In response to the Calvinist assertion that God decrees all the events of time, Roger Olson (an Arminian) suggests that “Divine foreknowledge is no more causative than human foreknowledge.”
Doug Wilson (a Calvinist) responds:
This misunderstands the objection entirely. If we could isolate divine foreknowledge, detaching it from God’s other attributes and actions, then this could be a reasonable point. If God’s foreknowledge were just like mine, only vast, then what is true of my foreknowledge at a given instant would be true of God’s foreknowledge at all those other instants. Fair enough. If I see a bicyclist hurtling toward a tree, I can have certain foreknowledge that he will hit that tree, and yet, because I am fifty feet away, my knowledge is in no way responsible for the collision. Why would this be different just because God can see ten bicyclists, or a thousand of them?

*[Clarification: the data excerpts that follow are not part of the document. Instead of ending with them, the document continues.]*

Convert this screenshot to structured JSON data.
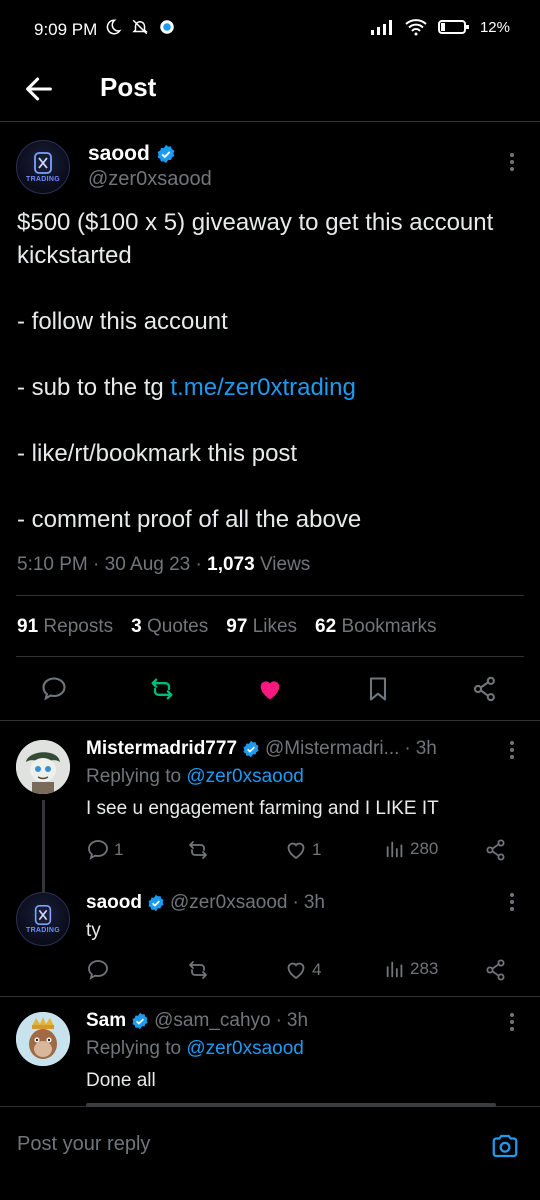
{
  "status_bar": {
    "time": "9:09 PM",
    "battery": "12%"
  },
  "header": {
    "title": "Post"
  },
  "post": {
    "author_name": "saood",
    "author_handle": "@zer0xsaood",
    "avatar_tag": "TRADING",
    "line1": "$500 ($100 x 5) giveaway to get this account kickstarted",
    "line2": "- follow this account",
    "line3_prefix": "- sub to the tg ",
    "line3_link": "t.me/zer0xtrading",
    "line4": "- like/rt/bookmark this post",
    "line5": "- comment proof of all the above",
    "time": "5:10 PM",
    "date": "30 Aug 23",
    "views_count": "1,073",
    "views_label": "Views",
    "reposts_count": "91",
    "reposts_label": "Reposts",
    "quotes_count": "3",
    "quotes_label": "Quotes",
    "likes_count": "97",
    "likes_label": "Likes",
    "bookmarks_count": "62",
    "bookmarks_label": "Bookmarks",
    "liked": true,
    "colors": {
      "like": "#f91880",
      "repost": "#00ba7c",
      "link": "#1d9bf0",
      "verified": "#1d9bf0"
    }
  },
  "replies": [
    {
      "name": "Mistermadrid777",
      "handle": "@Mistermadri...",
      "age": "3h",
      "replying_label": "Replying to",
      "replying_to": "@zer0xsaood",
      "text": "I see u engagement farming and I LIKE IT",
      "replies": "1",
      "reposts": "",
      "likes": "1",
      "views": "280"
    },
    {
      "name": "saood",
      "handle": "@zer0xsaood",
      "age": "3h",
      "avatar_tag": "TRADING",
      "text": "ty",
      "replies": "",
      "reposts": "",
      "likes": "4",
      "views": "283"
    },
    {
      "name": "Sam",
      "handle": "@sam_cahyo",
      "age": "3h",
      "replying_label": "Replying to",
      "replying_to": "@zer0xsaood",
      "text": "Done all"
    }
  ],
  "compose": {
    "placeholder": "Post your reply"
  }
}
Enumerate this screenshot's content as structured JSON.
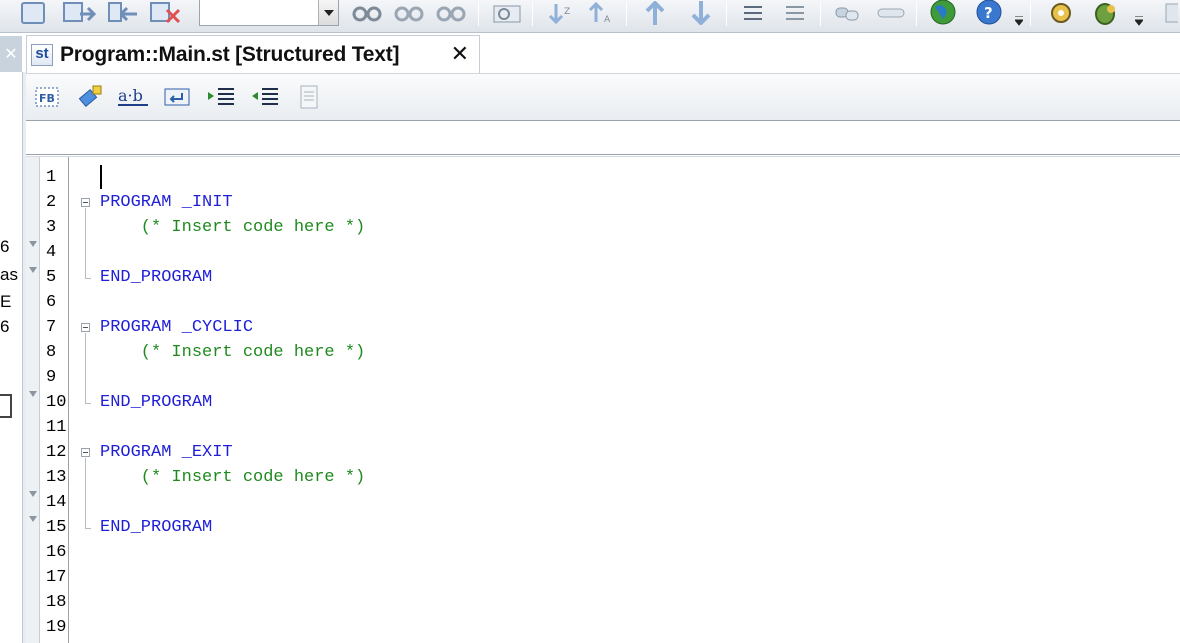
{
  "tab": {
    "icon_text": "st",
    "title": "Program::Main.st [Structured Text]",
    "close_glyph": "✕"
  },
  "left_panel": {
    "close_glyph": "✕",
    "fragments": [
      "6",
      "as",
      "E",
      "6"
    ]
  },
  "toolbar": {
    "combo_value": "",
    "icons": [
      "new-file-icon",
      "open-file-icon",
      "save-file-icon",
      "delete-icon",
      "binoculars-icon",
      "binoculars-next-icon",
      "binoculars-prev-icon",
      "find-replace-icon",
      "sort-asc-icon",
      "sort-desc-icon",
      "arrow-up-icon",
      "arrow-down-icon",
      "align-icon",
      "align-outdent-icon",
      "link-icon",
      "unlink-icon",
      "globe-icon",
      "help-icon",
      "settings-gear-icon",
      "debug-bug-icon"
    ]
  },
  "editor_toolbar": {
    "icons": [
      "function-block-icon",
      "insert-element-icon",
      "ab-rename-icon",
      "wrap-icon",
      "indent-icon",
      "outdent-icon",
      "properties-icon"
    ],
    "fb_label": "FB"
  },
  "field_bar": {
    "value": ""
  },
  "editor": {
    "line_numbers": [
      "1",
      "2",
      "3",
      "4",
      "5",
      "6",
      "7",
      "8",
      "9",
      "10",
      "11",
      "12",
      "13",
      "14",
      "15",
      "16",
      "17",
      "18",
      "19"
    ],
    "lines": [
      {
        "kind": "empty",
        "text": ""
      },
      {
        "kind": "kw",
        "text": "PROGRAM _INIT"
      },
      {
        "kind": "cm",
        "text": "    (* Insert code here *)"
      },
      {
        "kind": "empty",
        "text": ""
      },
      {
        "kind": "kw",
        "text": "END_PROGRAM"
      },
      {
        "kind": "empty",
        "text": ""
      },
      {
        "kind": "kw",
        "text": "PROGRAM _CYCLIC"
      },
      {
        "kind": "cm",
        "text": "    (* Insert code here *)"
      },
      {
        "kind": "empty",
        "text": ""
      },
      {
        "kind": "kw",
        "text": "END_PROGRAM"
      },
      {
        "kind": "empty",
        "text": ""
      },
      {
        "kind": "kw",
        "text": "PROGRAM _EXIT"
      },
      {
        "kind": "cm",
        "text": "    (* Insert code here *)"
      },
      {
        "kind": "empty",
        "text": ""
      },
      {
        "kind": "kw",
        "text": "END_PROGRAM"
      },
      {
        "kind": "empty",
        "text": ""
      },
      {
        "kind": "empty",
        "text": ""
      },
      {
        "kind": "empty",
        "text": ""
      },
      {
        "kind": "empty",
        "text": ""
      }
    ],
    "colors": {
      "keyword": "#1f1fd6",
      "comment": "#1f8a1f"
    }
  }
}
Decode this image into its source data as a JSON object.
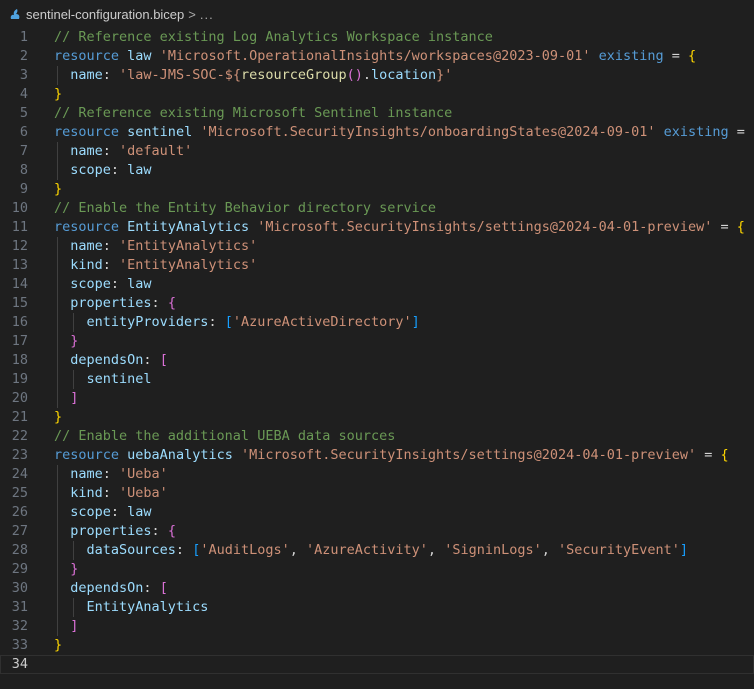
{
  "breadcrumb": {
    "file_name": "sentinel-configuration.bicep",
    "separator": ">",
    "more": "..."
  },
  "colors": {
    "background": "#1f1f1f",
    "keyword": "#569cd6",
    "identifier": "#9cdcfe",
    "string": "#ce9178",
    "comment": "#6a9955",
    "bracket_level1": "#ffd700",
    "bracket_level2": "#da70d6",
    "bracket_level3": "#179fff",
    "function": "#dcdcaa",
    "line_number": "#6e7681"
  },
  "editor": {
    "current_line": 34,
    "lines": [
      {
        "n": "1",
        "guides": 0,
        "tokens": [
          [
            "c",
            "// Reference existing Log Analytics Workspace instance"
          ]
        ]
      },
      {
        "n": "2",
        "guides": 0,
        "tokens": [
          [
            "k",
            "resource"
          ],
          [
            "p",
            " "
          ],
          [
            "v",
            "law"
          ],
          [
            "p",
            " "
          ],
          [
            "s",
            "'Microsoft.OperationalInsights/workspaces@2023-09-01'"
          ],
          [
            "p",
            " "
          ],
          [
            "k",
            "existing"
          ],
          [
            "p",
            " = "
          ],
          [
            "b1",
            "{"
          ]
        ]
      },
      {
        "n": "3",
        "guides": 1,
        "tokens": [
          [
            "p",
            "  "
          ],
          [
            "v",
            "name"
          ],
          [
            "p",
            ": "
          ],
          [
            "s",
            "'law-JMS-SOC-${"
          ],
          [
            "fn",
            "resourceGroup"
          ],
          [
            "b2",
            "()"
          ],
          [
            "p",
            "."
          ],
          [
            "v",
            "location"
          ],
          [
            "s",
            "}'"
          ]
        ]
      },
      {
        "n": "4",
        "guides": 0,
        "tokens": [
          [
            "b1",
            "}"
          ]
        ]
      },
      {
        "n": "5",
        "guides": 0,
        "tokens": [
          [
            "c",
            "// Reference existing Microsoft Sentinel instance"
          ]
        ]
      },
      {
        "n": "6",
        "guides": 0,
        "tokens": [
          [
            "k",
            "resource"
          ],
          [
            "p",
            " "
          ],
          [
            "v",
            "sentinel"
          ],
          [
            "p",
            " "
          ],
          [
            "s",
            "'Microsoft.SecurityInsights/onboardingStates@2024-09-01'"
          ],
          [
            "p",
            " "
          ],
          [
            "k",
            "existing"
          ],
          [
            "p",
            " = "
          ],
          [
            "b1",
            "{"
          ]
        ]
      },
      {
        "n": "7",
        "guides": 1,
        "tokens": [
          [
            "p",
            "  "
          ],
          [
            "v",
            "name"
          ],
          [
            "p",
            ": "
          ],
          [
            "s",
            "'default'"
          ]
        ]
      },
      {
        "n": "8",
        "guides": 1,
        "tokens": [
          [
            "p",
            "  "
          ],
          [
            "v",
            "scope"
          ],
          [
            "p",
            ": "
          ],
          [
            "v",
            "law"
          ]
        ]
      },
      {
        "n": "9",
        "guides": 0,
        "tokens": [
          [
            "b1",
            "}"
          ]
        ]
      },
      {
        "n": "10",
        "guides": 0,
        "tokens": [
          [
            "c",
            "// Enable the Entity Behavior directory service"
          ]
        ]
      },
      {
        "n": "11",
        "guides": 0,
        "tokens": [
          [
            "k",
            "resource"
          ],
          [
            "p",
            " "
          ],
          [
            "v",
            "EntityAnalytics"
          ],
          [
            "p",
            " "
          ],
          [
            "s",
            "'Microsoft.SecurityInsights/settings@2024-04-01-preview'"
          ],
          [
            "p",
            " = "
          ],
          [
            "b1",
            "{"
          ]
        ]
      },
      {
        "n": "12",
        "guides": 1,
        "tokens": [
          [
            "p",
            "  "
          ],
          [
            "v",
            "name"
          ],
          [
            "p",
            ": "
          ],
          [
            "s",
            "'EntityAnalytics'"
          ]
        ]
      },
      {
        "n": "13",
        "guides": 1,
        "tokens": [
          [
            "p",
            "  "
          ],
          [
            "v",
            "kind"
          ],
          [
            "p",
            ": "
          ],
          [
            "s",
            "'EntityAnalytics'"
          ]
        ]
      },
      {
        "n": "14",
        "guides": 1,
        "tokens": [
          [
            "p",
            "  "
          ],
          [
            "v",
            "scope"
          ],
          [
            "p",
            ": "
          ],
          [
            "v",
            "law"
          ]
        ]
      },
      {
        "n": "15",
        "guides": 1,
        "tokens": [
          [
            "p",
            "  "
          ],
          [
            "v",
            "properties"
          ],
          [
            "p",
            ": "
          ],
          [
            "b2",
            "{"
          ]
        ]
      },
      {
        "n": "16",
        "guides": 2,
        "tokens": [
          [
            "p",
            "    "
          ],
          [
            "v",
            "entityProviders"
          ],
          [
            "p",
            ": "
          ],
          [
            "b3",
            "["
          ],
          [
            "s",
            "'AzureActiveDirectory'"
          ],
          [
            "b3",
            "]"
          ]
        ]
      },
      {
        "n": "17",
        "guides": 1,
        "tokens": [
          [
            "p",
            "  "
          ],
          [
            "b2",
            "}"
          ]
        ]
      },
      {
        "n": "18",
        "guides": 1,
        "tokens": [
          [
            "p",
            "  "
          ],
          [
            "v",
            "dependsOn"
          ],
          [
            "p",
            ": "
          ],
          [
            "b2",
            "["
          ]
        ]
      },
      {
        "n": "19",
        "guides": 2,
        "tokens": [
          [
            "p",
            "    "
          ],
          [
            "v",
            "sentinel"
          ]
        ]
      },
      {
        "n": "20",
        "guides": 1,
        "tokens": [
          [
            "p",
            "  "
          ],
          [
            "b2",
            "]"
          ]
        ]
      },
      {
        "n": "21",
        "guides": 0,
        "tokens": [
          [
            "b1",
            "}"
          ]
        ]
      },
      {
        "n": "22",
        "guides": 0,
        "tokens": [
          [
            "c",
            "// Enable the additional UEBA data sources"
          ]
        ]
      },
      {
        "n": "23",
        "guides": 0,
        "tokens": [
          [
            "k",
            "resource"
          ],
          [
            "p",
            " "
          ],
          [
            "v",
            "uebaAnalytics"
          ],
          [
            "p",
            " "
          ],
          [
            "s",
            "'Microsoft.SecurityInsights/settings@2024-04-01-preview'"
          ],
          [
            "p",
            " = "
          ],
          [
            "b1",
            "{"
          ]
        ]
      },
      {
        "n": "24",
        "guides": 1,
        "tokens": [
          [
            "p",
            "  "
          ],
          [
            "v",
            "name"
          ],
          [
            "p",
            ": "
          ],
          [
            "s",
            "'Ueba'"
          ]
        ]
      },
      {
        "n": "25",
        "guides": 1,
        "tokens": [
          [
            "p",
            "  "
          ],
          [
            "v",
            "kind"
          ],
          [
            "p",
            ": "
          ],
          [
            "s",
            "'Ueba'"
          ]
        ]
      },
      {
        "n": "26",
        "guides": 1,
        "tokens": [
          [
            "p",
            "  "
          ],
          [
            "v",
            "scope"
          ],
          [
            "p",
            ": "
          ],
          [
            "v",
            "law"
          ]
        ]
      },
      {
        "n": "27",
        "guides": 1,
        "tokens": [
          [
            "p",
            "  "
          ],
          [
            "v",
            "properties"
          ],
          [
            "p",
            ": "
          ],
          [
            "b2",
            "{"
          ]
        ]
      },
      {
        "n": "28",
        "guides": 2,
        "tokens": [
          [
            "p",
            "    "
          ],
          [
            "v",
            "dataSources"
          ],
          [
            "p",
            ": "
          ],
          [
            "b3",
            "["
          ],
          [
            "s",
            "'AuditLogs'"
          ],
          [
            "p",
            ", "
          ],
          [
            "s",
            "'AzureActivity'"
          ],
          [
            "p",
            ", "
          ],
          [
            "s",
            "'SigninLogs'"
          ],
          [
            "p",
            ", "
          ],
          [
            "s",
            "'SecurityEvent'"
          ],
          [
            "b3",
            "]"
          ]
        ]
      },
      {
        "n": "29",
        "guides": 1,
        "tokens": [
          [
            "p",
            "  "
          ],
          [
            "b2",
            "}"
          ]
        ]
      },
      {
        "n": "30",
        "guides": 1,
        "tokens": [
          [
            "p",
            "  "
          ],
          [
            "v",
            "dependsOn"
          ],
          [
            "p",
            ": "
          ],
          [
            "b2",
            "["
          ]
        ]
      },
      {
        "n": "31",
        "guides": 2,
        "tokens": [
          [
            "p",
            "    "
          ],
          [
            "v",
            "EntityAnalytics"
          ]
        ]
      },
      {
        "n": "32",
        "guides": 1,
        "tokens": [
          [
            "p",
            "  "
          ],
          [
            "b2",
            "]"
          ]
        ]
      },
      {
        "n": "33",
        "guides": 0,
        "tokens": [
          [
            "b1",
            "}"
          ]
        ]
      },
      {
        "n": "34",
        "guides": 0,
        "tokens": []
      }
    ]
  }
}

The answer is that He is the Creator of these bicyclists, and His foreknowledge includes all contingent foreknowledge. Contingent upon what? Upon His decision to create. That means that He knows what will happen on Planet Xtar if He decides to create it. The decision to create is therefore causative. The decision to create is causative of all the things that the Creator knows will follow from that particular creation.
This means that divine foreknowledge is not — as mine is — the knowledge of a mere observer. You cannot grapple with the implications of this point unless you combine two points together. God knows exhaustively what will happen in this world if He creates, and because He created it, that act of creation was a decision that willed everything contained within the bundle.
God knows what will happen if He creates the tree and if He creates the bicyclist, and therefore the decision to create is nothing more nor less than predestination in a cheap tux.